After anomalous events are written to gold_anomaly_predictions, a Databricks notebook calls a deployed Azure OpenAI
gpt-4.1-mini model to generate structured explanations, risk levels, and confidence scores.
The GPT-4.1-mini model is deployed through Azure AI Foundry and used as the language model behind the anomaly enrichment step.
Azure OpenAI deployment showing the GPT-4.1-mini model used for structured anomaly explanations.
The enrichment notebook runs in Databricks and sends inference requests to Azure OpenAI. This confirms that the Databricks analytics environment can call the AI model directly as part of the downstream processing workflow.
Databricks successfully connects to Azure OpenAI and receives a model response.
The AI output is validated with Pydantic and written to the gold_events_enriched Delta table.
This creates a structured intelligence layer on top of the existing Gold anomaly predictions.
AI-generated summaries and inferred user intent persisted to the Gold enrichment table.
The enrichment layer generates risk levels and confidence scores so downstream analysts can prioritize which anomalies require review.
Structured risk levels and confidence scores produced by the Azure OpenAI enrichment step.
The notebook validates model responses before writing to Delta.

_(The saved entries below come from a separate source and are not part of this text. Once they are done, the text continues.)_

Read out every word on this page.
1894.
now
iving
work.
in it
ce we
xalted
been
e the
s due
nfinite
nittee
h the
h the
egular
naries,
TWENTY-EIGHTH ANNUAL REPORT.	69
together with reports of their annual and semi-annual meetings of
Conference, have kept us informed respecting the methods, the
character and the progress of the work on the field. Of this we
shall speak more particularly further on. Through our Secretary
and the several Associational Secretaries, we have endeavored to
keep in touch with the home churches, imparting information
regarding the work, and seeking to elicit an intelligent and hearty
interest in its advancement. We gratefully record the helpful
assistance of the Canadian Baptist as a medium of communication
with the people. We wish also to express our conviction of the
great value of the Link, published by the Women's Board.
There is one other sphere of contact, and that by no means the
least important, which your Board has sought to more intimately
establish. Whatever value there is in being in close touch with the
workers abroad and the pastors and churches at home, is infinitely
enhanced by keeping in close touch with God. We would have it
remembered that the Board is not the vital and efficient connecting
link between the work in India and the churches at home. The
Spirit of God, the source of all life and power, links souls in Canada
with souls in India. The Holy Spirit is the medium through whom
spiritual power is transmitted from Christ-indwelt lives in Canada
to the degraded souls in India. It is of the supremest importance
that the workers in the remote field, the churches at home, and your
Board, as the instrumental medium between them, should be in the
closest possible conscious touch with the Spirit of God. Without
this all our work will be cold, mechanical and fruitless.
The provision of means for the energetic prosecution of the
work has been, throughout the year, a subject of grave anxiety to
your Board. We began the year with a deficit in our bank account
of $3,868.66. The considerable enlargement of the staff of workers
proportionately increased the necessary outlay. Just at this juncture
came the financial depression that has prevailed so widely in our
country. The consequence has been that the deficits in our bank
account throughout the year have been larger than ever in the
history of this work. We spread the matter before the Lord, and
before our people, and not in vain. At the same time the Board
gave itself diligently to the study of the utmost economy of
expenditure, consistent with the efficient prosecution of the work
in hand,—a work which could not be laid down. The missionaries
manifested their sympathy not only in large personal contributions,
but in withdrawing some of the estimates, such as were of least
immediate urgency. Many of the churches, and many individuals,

In the initial sample enrichment run, all generated outputs passed structured validation.
Validation query showing 100% structured output validity across the initial enrichment sample.

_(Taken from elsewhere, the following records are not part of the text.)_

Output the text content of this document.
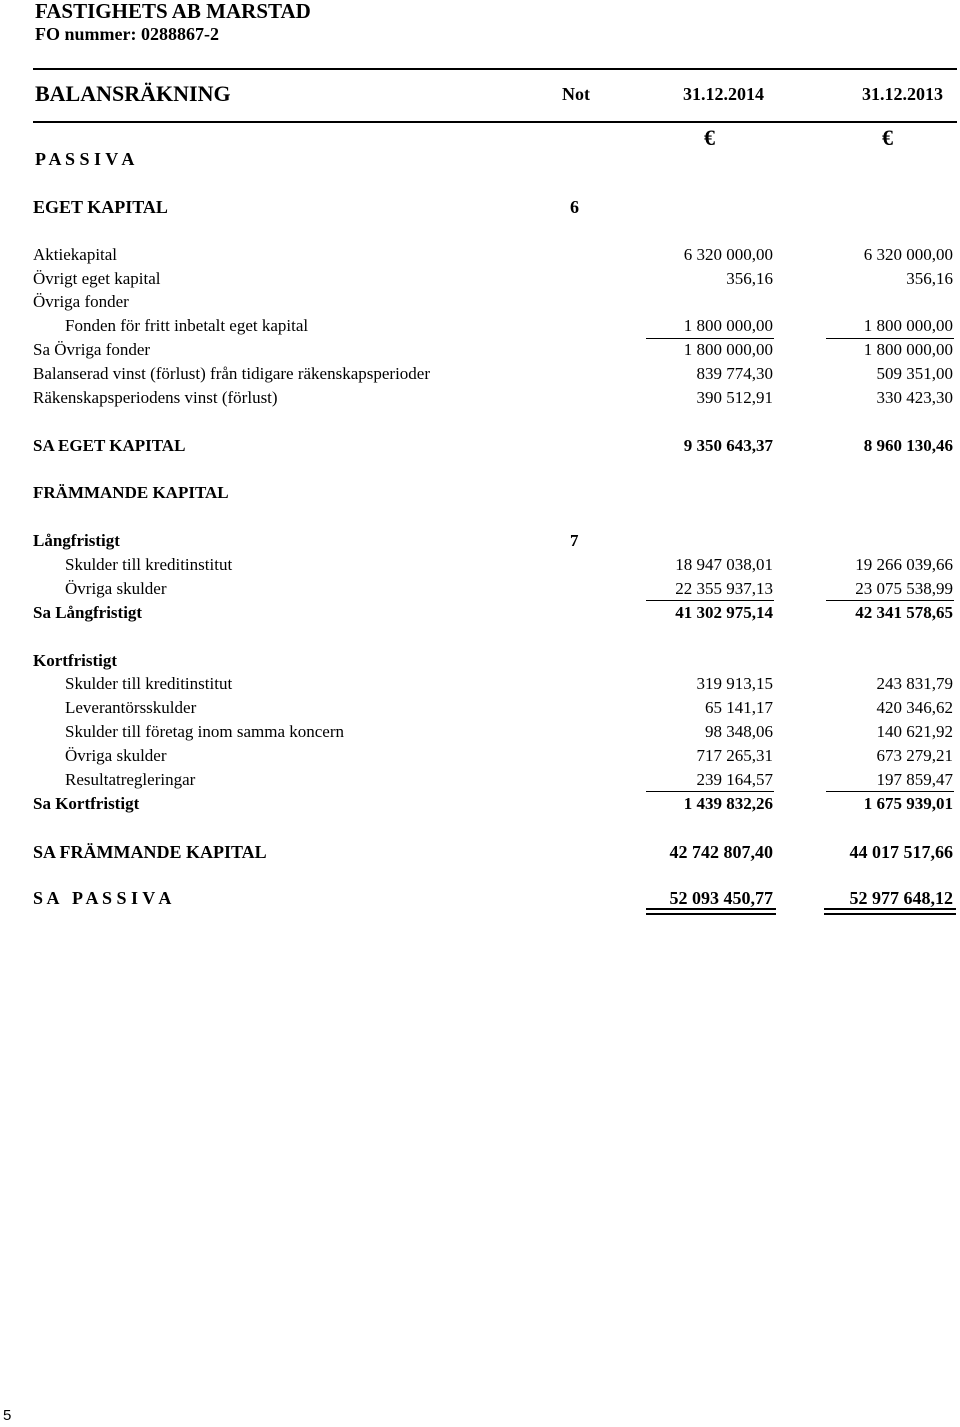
FASTIGHETS AB MARSTAD
FO nummer: 0288867-2
BALANSRÄKNING	Not	31.12.2014	31.12.2013
€	€
P A S S I V A
EGET KAPITAL	6
Aktiekapital	6 320 000,00	6 320 000,00
Övrigt eget kapital	356,16	356,16
Övriga fonder
Fonden för fritt inbetalt eget kapital	1 800 000,00	1 800 000,00
Sa Övriga fonder	1 800 000,00	1 800 000,00
Balanserad vinst (förlust) från tidigare räkenskapsperioder	839 774,30	509 351,00
Räkenskapsperiodens vinst (förlust)	390 512,91	330 423,30
SA EGET KAPITAL	9 350 643,37	8 960 130,46
FRÄMMANDE KAPITAL
Långfristigt	7
Skulder till kreditinstitut	18 947 038,01	19 266 039,66
Övriga skulder	22 355 937,13	23 075 538,99
Sa Långfristigt	41 302 975,14	42 341 578,65
Kortfristigt
Skulder till kreditinstitut	319 913,15	243 831,79
Leverantörsskulder	65 141,17	420 346,62
Skulder till företag inom samma koncern	98 348,06	140 621,92
Övriga skulder	717 265,31	673 279,21
Resultatregleringar	239 164,57	197 859,47
Sa Kortfristigt	1 439 832,26	1 675 939,01
SA FRÄMMANDE KAPITAL	42 742 807,40	44 017 517,66
S A   P A S S I V A	52 093 450,77	52 977 648,12
5
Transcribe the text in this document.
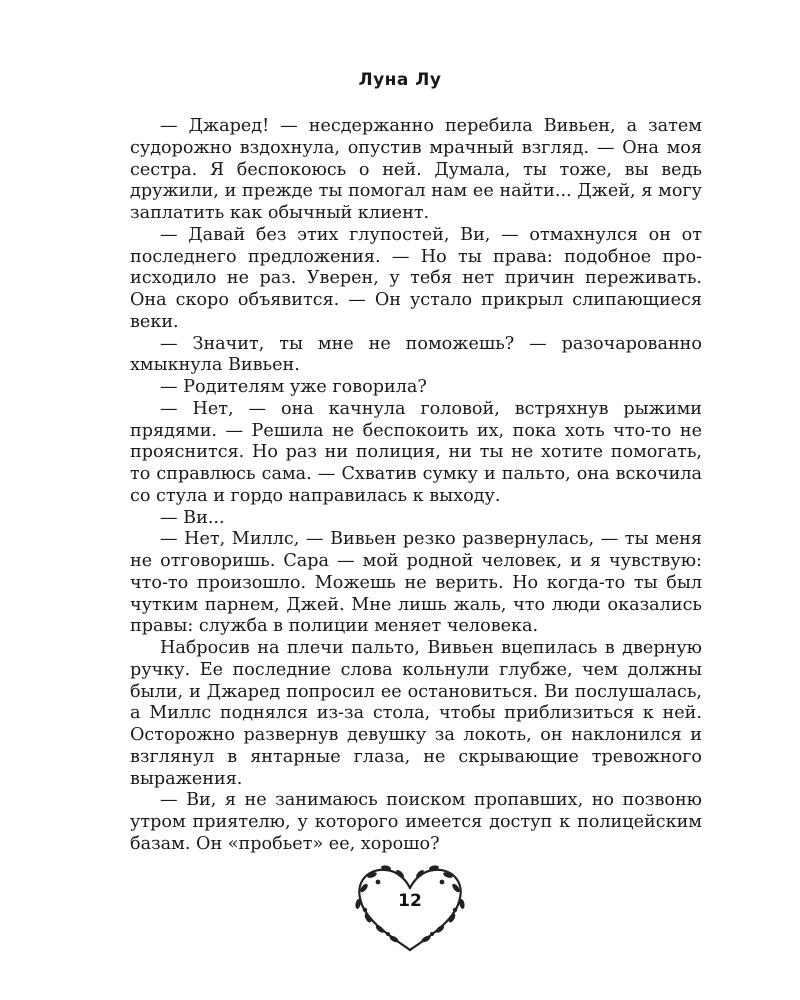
Луна Лу

— Джаред! — несдержанно перебила Вивьен, а затем судорожно вздохнула, опустив мрачный взгляд. — Она моя сестра. Я беспокоюсь о ней. Думала, ты тоже, вы ведь дружили, и прежде ты помогал нам ее найти... Джей, я могу заплатить как обычный клиент.

— Давай без этих глупостей, Ви, — отмахнулся он от последнего предложения. — Но ты права: подобное происходило не раз. Уверен, у тебя нет причин переживать. Она скоро объявится. — Он устало прикрыл слипающиеся веки.

— Значит, ты мне не поможешь? — разочарованно хмыкнула Вивьен.

— Родителям уже говорила?

— Нет, — она качнула головой, встряхнув рыжими прядями. — Решила не беспокоить их, пока хоть что-то не прояснится. Но раз ни полиция, ни ты не хотите помогать, то справлюсь сама. — Схватив сумку и пальто, она вскочила со стула и гордо направилась к выходу.

— Ви...

— Нет, Миллс, — Вивьен резко развернулась, — ты меня не отговоришь. Сара — мой родной человек, и я чувствую: что-то произошло. Можешь не верить. Но когда-то ты был чутким парнем, Джей. Мне лишь жаль, что люди оказались правы: служба в полиции меняет человека.

Набросив на плечи пальто, Вивьен вцепилась в дверную ручку. Ее последние слова кольнули глубже, чем должны были, и Джаред попросил ее остановиться. Ви послушалась, а Миллс поднялся из-за стола, чтобы приблизиться к ней. Осторожно развернув девушку за локоть, он наклонился и взглянул в янтарные глаза, не скрывающие тревожного выражения.

— Ви, я не занимаюсь поиском пропавших, но позвоню утром приятелю, у которого имеется доступ к полицейским базам. Он «пробьет» ее, хорошо?

12
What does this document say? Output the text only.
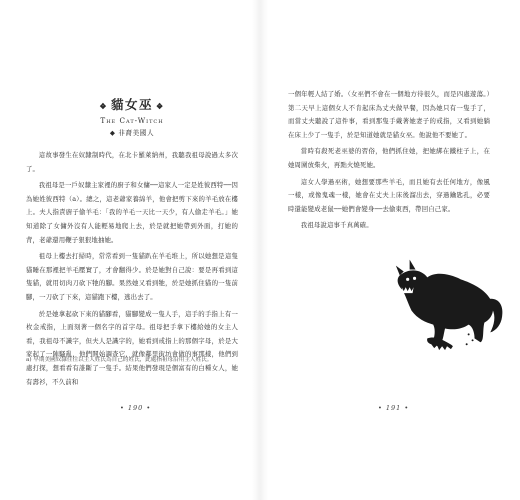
❖ 貓女巫 ❖
The Cat-Witch
◆ 非裔美國人

這故事發生在奴隸制時代，在北卡羅萊納州，我聽我祖母說過太多次了。

我祖母是一戶奴隸主家裡的廚子和女傭──這家人一定是姓彼西特──因為她姓彼西特（a）。總之，這老爺家養綿羊，他會把剪下來的羊毛放在樓上。夫人指責廚子偷羊毛：「我的羊毛一天比一天少，有人偷走羊毛。」她知道除了女傭外沒有人能輕易地爬上去，於是就把她帶到外面，打她的背，老爺還用鞭子狠狠地抽她。

祖母上樓去打掃時，常常看到一隻貓趴在羊毛堆上，所以她想是這隻貓睡在那裡把羊毛壓實了，才會翻得少。於是她對自己說：要是再看到這隻貓，就用切肉刀砍下牠的腳。果然她又看到牠，於是她抓住貓的一隻前腳，一刀砍了下來，這貓跑下樓，逃出去了。

於是她拿起砍下來的貓腳看，貓腳變成一隻人手，這手的手指上有一枚金戒指，上面刻著一個名字的首字母。祖母把手拿下樓給她的女主人看，我祖母不識字，但夫人是識字的，她看到戒指上的那個字母，於是大家起了一陣騷亂，他們開始調查它，就像鄰里街坊會做的事那樣，他們到處打探，想看看有誰斷了一隻手。結果他們發現是個富有的白種女人，她有壽衫，不久前和

a) 早期美國奴隸往往以主人姓氏為自己的姓氏，此處指祖母沿用主人姓氏。
• 190 •

一個年輕人結了婚。（女巫們不會在一個地方待很久，而是四處遊蕩。）第二天早上這個女人不肯起床為丈夫做早餐，因為她只有一隻手了，而當丈夫聽說了這件事，看到那隻手戴著她妻子的戒指，又看到她躺在床上少了一隻手，於是知道她就是貓女巫。他說他不要她了。

當時有殺死老巫婆的習俗，他們抓住她，把她綁在鐵柱子上，在她周圍放柴火，再點火燒死她。

這女人學過巫術，她想要那些羊毛，而且她有去任何地方，像風一樣，或像鬼魂一樣，她會在丈夫上床後溜出去，穿過鑰匙孔，必要時還能變成老鼠──她們會變身──去偷東西，帶回自己家。

我祖母說這事千真萬確。

• 191 •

Building AI features is only part of the challenge. Production systems also need visibility into response quality, confidence levels, prompt versions, and model behavior over time.
To support observability and future prompt experimentation, the project includes a dedicated AI evaluation workflow that validates structured outputs and records enrichment quality metrics to both Delta Lake and MLflow.
Evaluation results are written to a dedicated Delta table, creating a persistent audit trail of AI enrichment quality across runs. Metrics include structured output validity, confidence scores, model version, prompt version, and runtime metadata.
AI enrichment evaluation metrics persisted to Delta Lake for historical tracking and reporting.
MLflow is used to track AI evaluation runs, allowing prompt versions, model versions, confidence metrics, and validation rates to be compared over time.
MLflow experiment tracking for AI enrichment quality, confidence metrics, prompt versions, and evaluation metadata.
The original pipeline identified anomalous events using MLflow-tracked Isolation Forest scoring. The Azure OpenAI layer turns those model outputs into operational intelligence by generating summaries, inferred user intent, risk explanations, confidence scores, validation metadata, and MLflow-tracked AI evaluation metrics.